Entre 2003 et 2005, le clivage arabo-africain a été à l'origine de crimes contre l'humanité ayant entraîné la mort d'environ 200.000 civils. Le président de l'époque, Omar al-Bashir, et sa milice supplétive, connue sous le nom de Janjawid, ont été tenus responsables par contumace de ces crimes par la Cour pénale internationale. Les Janjawids se sont ensuite transformés en Forces de soutien rapide.
"Dans le conflit actuel, lorsque le groupe africain a été invité à se ranger du côté de l'armée soudanaise, rivale des Forces de soutien rapide, il a accepté de le faire pour se venger des violences commises par les Arabes du Darfour", explique M. Murphy.
La région du Darfour est devenue le deuxième champ de bataille le plus disputé après Khartoum au cours du mois dernier. Le bureau de coordination des affaires humanitaires des Nations unies a déjà confirmé cette semaine un nombre alarmant de rapports faisant état d'exécutions arbitraires de civils non armés, de pillages et de viols dans la région.

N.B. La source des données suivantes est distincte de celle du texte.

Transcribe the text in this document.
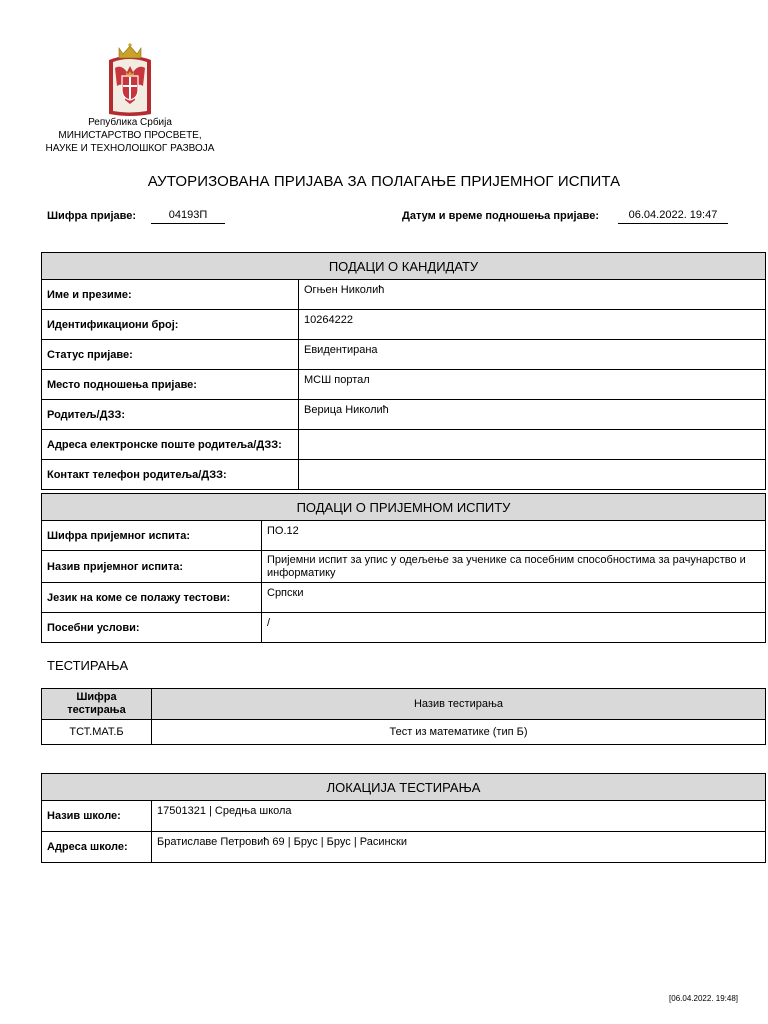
Република Србија
МИНИСТАРСТВО ПРОСВЕТЕ,
НАУКЕ И ТЕХНОЛОШКОГ РАЗВОЈА
АУТОРИЗОВАНА ПРИЈАВА ЗА ПОЛАГАЊЕ ПРИЈЕМНОГ ИСПИТА
Шифра пријаве:	04193П	Датум и време подношења пријаве:	06.04.2022. 19:47
ПОДАЦИ О КАНДИДАТУ	
Име и презиме:	Огњен Николић
Идентификациони број:	10264222
Статус пријаве:	Евидентирана
Место подношења пријаве:	МСШ портал
Родитељ/ДЗЗ:	Верица Николић
Адреса електронске поште родитеља/ДЗЗ:	
Контакт телефон родитеља/ДЗЗ:	
ПОДАЦИ О ПРИЈЕМНОМ ИСПИТУ	
Шифра пријемног испита:	ПО.12
Назив пријемног испита:	Пријемни испит за упис у одељење за ученике са посебним способностима за рачунарство и информатику
Језик на коме се полажу тестови:	Српски
Посебни услови:	/
ТЕСТИРАЊА
Шифра тестирања	Назив тестирања
ТСТ.МАТ.Б	Тест из математике (тип Б)
ЛОКАЦИЈА ТЕСТИРАЊА	
Назив школе:	17501321 | Средња школа
Адреса школе:	Братиславе Петровић 69 | Брус | Брус | Расински
[06.04.2022. 19:48]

Les témoins ont principalement accusé les forces paramilitaires de soutien rapide, mais aussi les forces armées soudanaises, quoique dans une moindre mesure.
L'organe des Nations unies a également déclaré qu'une attaque dans la ville de Kutum, dans le nord du Darfour, au début du mois de juin, avait fait un nombre non confirmé de morts et de blessés parmi les civils, y compris des personnes déplacées à l'intérieur du pays dans un camp de réfugiés.
"Aujourd'hui, des viols massifs sont à nouveau signalés au Darfour", a déclaré à l'agence de presse AFP Adjaratou Ndiaye, représentante de l'ONU Femmes au Soudan.
Des cessez-le-feu dans le vent
Le huitième cessez-le-feu a été signé pour 24 heures samedi dernier, mais les parties belligérantes ne semblent pas se diriger vers la paix.
L'un des principaux négociateurs de l'ONU au Soudan, Volker Perthes, a même été déclaré "persona non grata" par le général al-Burhan, chef des forces armées soudanaises. Il l'avait déjà accusé d'être "partisan".
Le ministère allemand des affaires étrangères à Berlin a déclaré vendredi à l'agence de presse AP que la communauté internationale, y compris le gouvernement allemand, "continue à soutenir pleinement M. Perthes et ses efforts, et que M. Perthes continuera à faire son travail depuis le Kenya".